La atención al público
Vean a alguien situado tras un mostrador de cualquier
establecimiento de aquí o de afuera, con una seriedad que mete miedo, que te
incita a dar la vuelta y volver atrás. Te recibe con esa frialdad propia de
quien parece que no quiere vender, que le molesta todo aquel que entre a
comprar. Ni buenos días, ni buenas tardes. Eso sí, te dice hasta luego, como si
el hecho de que te marches -con o sin compra- sea un alivio para él, o ella.
Cuando se trata de un empleado o dependienta la cuestión es hasta cierto punto
comprensible. ¿Cuántas veces han oído decir aquello de “a mí no me pagan por
aguantar a la gente”? Pero si nos ponemos en el caso del propietario el tema es
muy distinto.
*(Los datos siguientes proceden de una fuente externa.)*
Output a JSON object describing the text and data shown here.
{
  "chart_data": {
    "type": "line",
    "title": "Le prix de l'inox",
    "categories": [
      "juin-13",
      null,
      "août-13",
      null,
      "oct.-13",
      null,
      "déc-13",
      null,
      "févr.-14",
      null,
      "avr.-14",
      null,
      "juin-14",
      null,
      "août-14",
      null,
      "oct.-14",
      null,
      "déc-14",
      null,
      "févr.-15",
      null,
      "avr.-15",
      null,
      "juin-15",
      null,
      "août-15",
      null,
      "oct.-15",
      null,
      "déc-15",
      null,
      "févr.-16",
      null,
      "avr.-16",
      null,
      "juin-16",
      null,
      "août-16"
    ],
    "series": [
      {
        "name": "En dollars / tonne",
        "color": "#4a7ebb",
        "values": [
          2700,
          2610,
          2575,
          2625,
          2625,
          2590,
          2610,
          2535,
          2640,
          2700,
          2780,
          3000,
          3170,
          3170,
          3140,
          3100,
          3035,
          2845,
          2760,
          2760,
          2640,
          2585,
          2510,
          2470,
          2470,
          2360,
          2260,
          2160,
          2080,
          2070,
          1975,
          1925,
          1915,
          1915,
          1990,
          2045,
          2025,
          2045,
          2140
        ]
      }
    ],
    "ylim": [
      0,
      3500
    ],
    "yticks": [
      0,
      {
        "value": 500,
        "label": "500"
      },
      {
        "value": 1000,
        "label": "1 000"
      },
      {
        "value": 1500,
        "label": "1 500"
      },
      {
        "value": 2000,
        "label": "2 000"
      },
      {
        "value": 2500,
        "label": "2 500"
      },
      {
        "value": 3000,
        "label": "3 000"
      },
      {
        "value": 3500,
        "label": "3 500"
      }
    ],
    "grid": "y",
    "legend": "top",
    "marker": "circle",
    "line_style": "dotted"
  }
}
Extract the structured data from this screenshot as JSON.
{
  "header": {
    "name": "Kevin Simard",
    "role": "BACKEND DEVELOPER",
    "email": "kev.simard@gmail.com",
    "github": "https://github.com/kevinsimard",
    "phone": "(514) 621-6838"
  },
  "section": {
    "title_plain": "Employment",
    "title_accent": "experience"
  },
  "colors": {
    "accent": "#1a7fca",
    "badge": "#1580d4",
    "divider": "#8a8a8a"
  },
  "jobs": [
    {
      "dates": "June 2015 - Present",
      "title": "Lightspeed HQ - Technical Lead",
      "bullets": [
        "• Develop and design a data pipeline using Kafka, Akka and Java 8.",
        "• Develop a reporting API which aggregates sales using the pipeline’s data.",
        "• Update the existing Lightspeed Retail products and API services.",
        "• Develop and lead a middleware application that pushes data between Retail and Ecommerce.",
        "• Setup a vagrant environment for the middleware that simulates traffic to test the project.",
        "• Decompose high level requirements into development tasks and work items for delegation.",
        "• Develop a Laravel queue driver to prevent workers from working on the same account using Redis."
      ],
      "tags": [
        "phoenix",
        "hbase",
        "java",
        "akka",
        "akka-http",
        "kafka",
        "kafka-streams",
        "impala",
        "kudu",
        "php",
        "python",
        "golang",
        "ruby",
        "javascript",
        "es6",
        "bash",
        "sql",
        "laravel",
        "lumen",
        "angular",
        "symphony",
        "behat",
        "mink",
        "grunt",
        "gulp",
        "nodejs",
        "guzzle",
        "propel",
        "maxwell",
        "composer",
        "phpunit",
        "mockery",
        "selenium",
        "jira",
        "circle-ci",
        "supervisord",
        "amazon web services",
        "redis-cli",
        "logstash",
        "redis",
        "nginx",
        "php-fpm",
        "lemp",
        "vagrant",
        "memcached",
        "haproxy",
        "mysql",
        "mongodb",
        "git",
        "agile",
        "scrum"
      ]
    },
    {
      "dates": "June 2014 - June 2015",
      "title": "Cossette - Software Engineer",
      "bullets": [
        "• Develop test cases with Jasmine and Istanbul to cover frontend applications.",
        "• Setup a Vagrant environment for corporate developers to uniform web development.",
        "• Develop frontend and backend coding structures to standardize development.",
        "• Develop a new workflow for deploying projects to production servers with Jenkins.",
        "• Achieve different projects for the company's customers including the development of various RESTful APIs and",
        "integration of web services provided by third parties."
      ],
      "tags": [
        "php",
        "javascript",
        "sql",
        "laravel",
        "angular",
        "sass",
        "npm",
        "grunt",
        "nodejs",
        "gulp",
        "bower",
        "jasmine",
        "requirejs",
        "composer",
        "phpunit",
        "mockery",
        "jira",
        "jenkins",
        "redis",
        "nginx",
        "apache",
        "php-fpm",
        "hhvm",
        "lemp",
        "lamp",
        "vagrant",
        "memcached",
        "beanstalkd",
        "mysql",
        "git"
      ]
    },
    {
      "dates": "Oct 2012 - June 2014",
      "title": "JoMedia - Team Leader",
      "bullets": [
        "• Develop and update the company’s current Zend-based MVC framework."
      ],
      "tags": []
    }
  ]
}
En una ocasión he oído decir a un hostelero que echaba la partida
con tres clientes “toma el euro y vas a tomarte la pinta a otro bar”, ante la
solicitud de un parroquiano de ese corrosivo. Pero estarán ustedes de acuerdo
con Duke en que en ambos casos (dueño o empleado) las cosas no pueden funcionar
de esta manera. En que hay personas en el comercio, sea del tipo que sea, que
estaban mejor trabajando donde nadie les viera, porque talmente parece que se
les ha muerto el canario. ¿Se acuerdan de la canción? Tienen una pena
permanente en ese semblante adusto y compungido que a uno le entran las ganas
de darle el pésame y un abrazo antes de preguntarle si tienen sidra, chorizos
de casa o pegamento y medio. Más bien, ante esa deficiente atención, nos entra
la timidez y acabamos por pedir medio pegamento. Como aquel que llegó al bar y
pidió un café, “¿solo?”, le preguntó el de la barra. “Bueno, póngame dos”,
replico el infeliz.
Pues, a lo que vamos. Que ya que, por mucho que les duela,
les toca trabajar mejor hacerlo con alegría y buena disposición, pensando en lo
del refrán de que el cliente siempre tiene razón, y si no se la da. Pongan una
sonrisa, por favor, que no cuesta nada y es muy posible que el cliente vuelva.